Design, build on the grow?

June 1, 2010 -  By

Despite housing and economic challenges, survey shows there could be hope for design/build/installation contractors.

Nearly 50% of landscape professionals say 2010 sales are already up compared to last year.

And 20% of them expect 10% higher sales; another 11% expect 15% higher sales.

The other twist to this plot: The majority of survey respondents were landscape design/build/installation contractors and landscape design firms — companies many industry experts say are suffering from double-digit decreases in growth as a result of the recession and slumped housing market.

Now that we have your attention …

The survey results were presented during a May 20th webinar conducted by The New American Landscape Outdoor Living Channel (NALOLC).

Though the majority of respondents admit business is improving (30%), many say they are undergoing challenges and changes as a result of the economy.

“Growth is occurring but at a slow rate reflective of overall trends in economic recovery,” says J. Gieo Pensoneault, CEO and host of the NALOLC.

But it’s still growth, and that’s a positive thing for the industry, webinar panelist and industry consultant Judy Guido says.
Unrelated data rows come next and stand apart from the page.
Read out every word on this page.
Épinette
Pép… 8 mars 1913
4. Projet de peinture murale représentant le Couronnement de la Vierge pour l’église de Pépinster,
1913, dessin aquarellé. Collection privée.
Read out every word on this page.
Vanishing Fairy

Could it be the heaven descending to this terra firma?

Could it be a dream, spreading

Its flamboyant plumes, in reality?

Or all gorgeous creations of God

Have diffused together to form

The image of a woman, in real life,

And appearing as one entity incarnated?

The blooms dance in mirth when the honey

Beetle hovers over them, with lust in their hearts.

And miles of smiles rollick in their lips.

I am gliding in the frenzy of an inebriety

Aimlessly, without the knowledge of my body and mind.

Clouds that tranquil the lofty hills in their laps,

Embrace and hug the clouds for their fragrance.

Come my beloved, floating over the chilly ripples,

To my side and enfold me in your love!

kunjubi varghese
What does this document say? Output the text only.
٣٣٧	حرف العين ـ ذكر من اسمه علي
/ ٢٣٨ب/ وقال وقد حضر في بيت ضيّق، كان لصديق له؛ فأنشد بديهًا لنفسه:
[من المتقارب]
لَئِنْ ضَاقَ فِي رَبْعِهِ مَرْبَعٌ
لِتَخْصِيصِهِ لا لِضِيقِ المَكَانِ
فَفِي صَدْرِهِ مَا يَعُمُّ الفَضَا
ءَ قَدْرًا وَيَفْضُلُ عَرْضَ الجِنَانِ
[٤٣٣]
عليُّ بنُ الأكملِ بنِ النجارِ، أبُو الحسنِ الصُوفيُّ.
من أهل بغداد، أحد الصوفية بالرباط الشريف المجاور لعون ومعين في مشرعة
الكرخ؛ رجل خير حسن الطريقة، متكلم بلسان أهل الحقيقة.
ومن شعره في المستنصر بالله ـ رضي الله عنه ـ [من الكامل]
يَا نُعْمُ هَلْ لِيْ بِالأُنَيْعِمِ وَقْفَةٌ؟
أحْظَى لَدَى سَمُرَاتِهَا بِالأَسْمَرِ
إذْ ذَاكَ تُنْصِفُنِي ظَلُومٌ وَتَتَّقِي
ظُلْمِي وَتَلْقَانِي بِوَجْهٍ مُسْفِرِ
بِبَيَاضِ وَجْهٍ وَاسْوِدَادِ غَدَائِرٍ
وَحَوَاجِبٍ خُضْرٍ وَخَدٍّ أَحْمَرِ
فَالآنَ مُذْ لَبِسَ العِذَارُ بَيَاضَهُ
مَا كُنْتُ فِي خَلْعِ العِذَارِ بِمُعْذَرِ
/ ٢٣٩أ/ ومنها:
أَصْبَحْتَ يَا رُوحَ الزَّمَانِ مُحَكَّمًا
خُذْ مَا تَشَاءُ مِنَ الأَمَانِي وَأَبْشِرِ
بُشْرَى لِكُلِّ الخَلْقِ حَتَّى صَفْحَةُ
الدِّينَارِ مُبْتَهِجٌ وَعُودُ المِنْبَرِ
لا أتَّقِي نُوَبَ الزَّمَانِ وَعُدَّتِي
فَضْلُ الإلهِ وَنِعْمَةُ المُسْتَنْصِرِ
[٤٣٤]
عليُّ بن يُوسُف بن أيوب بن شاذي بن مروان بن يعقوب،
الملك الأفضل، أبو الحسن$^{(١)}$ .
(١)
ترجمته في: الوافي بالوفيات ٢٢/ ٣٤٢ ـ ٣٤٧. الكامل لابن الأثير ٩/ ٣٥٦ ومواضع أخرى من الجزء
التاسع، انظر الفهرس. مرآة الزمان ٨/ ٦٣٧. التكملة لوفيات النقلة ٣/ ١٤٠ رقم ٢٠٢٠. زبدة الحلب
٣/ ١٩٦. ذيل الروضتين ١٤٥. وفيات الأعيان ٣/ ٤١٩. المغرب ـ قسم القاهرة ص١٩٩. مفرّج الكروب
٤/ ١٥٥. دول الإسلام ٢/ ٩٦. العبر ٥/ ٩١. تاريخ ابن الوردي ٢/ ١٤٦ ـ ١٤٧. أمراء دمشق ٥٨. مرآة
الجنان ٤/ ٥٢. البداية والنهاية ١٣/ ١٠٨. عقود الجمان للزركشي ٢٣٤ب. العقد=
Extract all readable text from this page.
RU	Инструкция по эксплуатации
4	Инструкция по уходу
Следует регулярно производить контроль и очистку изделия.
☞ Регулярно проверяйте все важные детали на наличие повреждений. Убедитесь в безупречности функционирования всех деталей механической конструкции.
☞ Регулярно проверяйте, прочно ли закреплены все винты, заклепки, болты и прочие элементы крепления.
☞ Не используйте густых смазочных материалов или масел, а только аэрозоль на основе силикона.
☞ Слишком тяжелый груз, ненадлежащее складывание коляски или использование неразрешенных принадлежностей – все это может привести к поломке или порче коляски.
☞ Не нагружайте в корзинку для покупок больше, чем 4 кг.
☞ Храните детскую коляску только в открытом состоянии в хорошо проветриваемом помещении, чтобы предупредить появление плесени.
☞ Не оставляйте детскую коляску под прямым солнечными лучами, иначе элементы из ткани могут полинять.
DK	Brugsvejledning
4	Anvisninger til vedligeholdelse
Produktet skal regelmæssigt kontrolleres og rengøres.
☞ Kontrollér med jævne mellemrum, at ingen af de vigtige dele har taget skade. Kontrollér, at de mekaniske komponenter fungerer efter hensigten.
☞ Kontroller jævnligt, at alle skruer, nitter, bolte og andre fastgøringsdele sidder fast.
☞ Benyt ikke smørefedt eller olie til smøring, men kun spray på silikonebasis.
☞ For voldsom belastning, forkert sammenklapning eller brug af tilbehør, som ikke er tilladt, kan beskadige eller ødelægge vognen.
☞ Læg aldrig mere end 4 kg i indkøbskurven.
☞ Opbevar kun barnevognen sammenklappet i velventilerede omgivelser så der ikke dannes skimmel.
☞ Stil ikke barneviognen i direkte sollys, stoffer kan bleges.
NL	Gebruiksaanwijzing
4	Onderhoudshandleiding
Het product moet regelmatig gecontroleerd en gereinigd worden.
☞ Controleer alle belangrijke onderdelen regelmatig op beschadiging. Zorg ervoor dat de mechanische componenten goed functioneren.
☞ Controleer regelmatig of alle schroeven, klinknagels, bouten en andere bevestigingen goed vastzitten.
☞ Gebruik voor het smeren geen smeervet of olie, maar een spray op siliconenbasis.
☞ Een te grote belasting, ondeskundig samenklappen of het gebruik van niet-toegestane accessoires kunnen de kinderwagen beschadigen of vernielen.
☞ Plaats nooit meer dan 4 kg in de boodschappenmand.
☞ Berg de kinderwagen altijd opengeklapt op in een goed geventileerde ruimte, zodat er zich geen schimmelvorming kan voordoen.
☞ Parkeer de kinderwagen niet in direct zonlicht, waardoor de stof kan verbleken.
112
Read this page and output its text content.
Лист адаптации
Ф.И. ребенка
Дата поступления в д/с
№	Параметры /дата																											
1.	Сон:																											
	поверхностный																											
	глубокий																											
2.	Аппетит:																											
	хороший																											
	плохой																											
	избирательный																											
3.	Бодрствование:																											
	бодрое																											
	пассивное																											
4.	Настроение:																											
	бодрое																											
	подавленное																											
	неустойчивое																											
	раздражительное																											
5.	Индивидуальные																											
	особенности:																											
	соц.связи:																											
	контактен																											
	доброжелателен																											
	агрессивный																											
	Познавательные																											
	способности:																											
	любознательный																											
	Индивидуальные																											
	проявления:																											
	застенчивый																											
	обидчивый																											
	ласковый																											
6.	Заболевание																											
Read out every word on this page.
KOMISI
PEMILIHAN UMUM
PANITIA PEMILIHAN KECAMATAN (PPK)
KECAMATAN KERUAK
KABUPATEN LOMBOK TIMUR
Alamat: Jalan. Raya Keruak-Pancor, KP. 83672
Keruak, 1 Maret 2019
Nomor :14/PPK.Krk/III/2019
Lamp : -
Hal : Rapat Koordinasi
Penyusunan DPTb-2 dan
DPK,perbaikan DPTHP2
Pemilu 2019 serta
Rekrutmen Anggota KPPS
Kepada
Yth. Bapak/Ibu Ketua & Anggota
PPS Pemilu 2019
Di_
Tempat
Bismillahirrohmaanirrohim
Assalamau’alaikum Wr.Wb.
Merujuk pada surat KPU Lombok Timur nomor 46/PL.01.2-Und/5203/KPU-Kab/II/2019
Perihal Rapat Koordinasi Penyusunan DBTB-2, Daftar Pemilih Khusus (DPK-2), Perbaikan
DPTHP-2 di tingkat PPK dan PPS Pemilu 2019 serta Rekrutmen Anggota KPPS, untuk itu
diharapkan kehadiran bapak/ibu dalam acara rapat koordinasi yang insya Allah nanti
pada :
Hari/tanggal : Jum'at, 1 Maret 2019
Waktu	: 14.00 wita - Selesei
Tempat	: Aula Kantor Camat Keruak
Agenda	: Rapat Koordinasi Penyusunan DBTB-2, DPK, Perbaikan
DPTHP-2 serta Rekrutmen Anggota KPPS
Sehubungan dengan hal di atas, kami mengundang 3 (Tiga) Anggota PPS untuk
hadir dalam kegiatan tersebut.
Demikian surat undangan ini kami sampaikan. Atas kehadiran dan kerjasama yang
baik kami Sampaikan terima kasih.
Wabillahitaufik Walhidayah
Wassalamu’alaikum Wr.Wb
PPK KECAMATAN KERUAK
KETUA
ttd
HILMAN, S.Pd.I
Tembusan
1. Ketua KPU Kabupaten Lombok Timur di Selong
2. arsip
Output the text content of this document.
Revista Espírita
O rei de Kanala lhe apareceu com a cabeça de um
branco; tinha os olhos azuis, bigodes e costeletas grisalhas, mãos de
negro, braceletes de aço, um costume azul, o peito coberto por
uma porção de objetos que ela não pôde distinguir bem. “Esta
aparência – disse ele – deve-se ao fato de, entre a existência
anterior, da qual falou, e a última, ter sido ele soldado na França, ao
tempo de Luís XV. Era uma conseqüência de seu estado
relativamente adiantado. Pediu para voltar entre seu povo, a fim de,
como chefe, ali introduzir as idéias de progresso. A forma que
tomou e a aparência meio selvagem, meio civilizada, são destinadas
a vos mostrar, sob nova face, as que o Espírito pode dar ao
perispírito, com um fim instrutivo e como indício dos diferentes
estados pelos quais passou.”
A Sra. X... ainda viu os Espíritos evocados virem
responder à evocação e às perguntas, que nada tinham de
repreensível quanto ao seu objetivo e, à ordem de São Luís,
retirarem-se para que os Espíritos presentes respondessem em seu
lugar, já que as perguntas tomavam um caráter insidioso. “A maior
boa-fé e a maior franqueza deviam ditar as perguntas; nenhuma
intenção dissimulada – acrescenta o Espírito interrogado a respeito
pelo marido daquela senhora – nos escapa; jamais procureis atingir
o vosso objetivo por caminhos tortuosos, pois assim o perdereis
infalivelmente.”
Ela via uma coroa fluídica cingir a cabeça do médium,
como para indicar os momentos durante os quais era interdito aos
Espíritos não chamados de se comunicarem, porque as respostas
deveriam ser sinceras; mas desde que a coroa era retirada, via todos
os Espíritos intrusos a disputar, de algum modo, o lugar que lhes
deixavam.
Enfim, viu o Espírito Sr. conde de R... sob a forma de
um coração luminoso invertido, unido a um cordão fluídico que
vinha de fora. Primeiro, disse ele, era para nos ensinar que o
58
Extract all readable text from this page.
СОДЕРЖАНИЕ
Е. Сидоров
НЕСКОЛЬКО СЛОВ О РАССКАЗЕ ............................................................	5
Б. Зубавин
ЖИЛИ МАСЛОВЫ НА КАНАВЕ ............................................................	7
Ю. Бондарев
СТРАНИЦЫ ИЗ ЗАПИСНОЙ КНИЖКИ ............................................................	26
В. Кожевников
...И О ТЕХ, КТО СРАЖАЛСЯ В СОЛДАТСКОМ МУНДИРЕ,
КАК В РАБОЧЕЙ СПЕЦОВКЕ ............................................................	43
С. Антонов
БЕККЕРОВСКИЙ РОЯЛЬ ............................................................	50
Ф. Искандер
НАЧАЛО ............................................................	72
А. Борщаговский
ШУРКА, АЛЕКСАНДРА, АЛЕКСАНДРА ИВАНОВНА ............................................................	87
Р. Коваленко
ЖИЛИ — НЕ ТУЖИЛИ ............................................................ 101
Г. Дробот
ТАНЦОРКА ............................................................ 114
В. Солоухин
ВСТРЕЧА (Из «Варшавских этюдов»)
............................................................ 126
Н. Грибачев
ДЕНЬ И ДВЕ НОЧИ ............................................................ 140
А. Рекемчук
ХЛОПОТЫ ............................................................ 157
Pensoneault also highlighted the economies of three separate states to show varying degrees of progress. California is showing good signs of growth as it emerges out of the recession, he says, citing a recent Wells Fargo Economic Outlook.

Colorado is also recovering but lagging behind a bit because the oil and gas industry is one of the state’s larger forces of economic growth.

Florida will be one of the slowest states to come out of the recession. Pensoneault said the Sunshine state’s economy has been based on people moving in, but for the first time since World War II, there are more people moving out.

What can landscape professionals do with this information? Pensoneault suggests the following:

Adapt to the realities of business.

Maintain a lean and mean approach to operations.

Invest in marketing to capture growth as it returns to the marketplace.

Demand a return-on-investment approach in all expenditures.

Invest in education during this slower business cycle.

Guido adds: “It’s pretty interesting that all of the things suggested are things you should be doing regardless of whether it’s a good or bad economy.”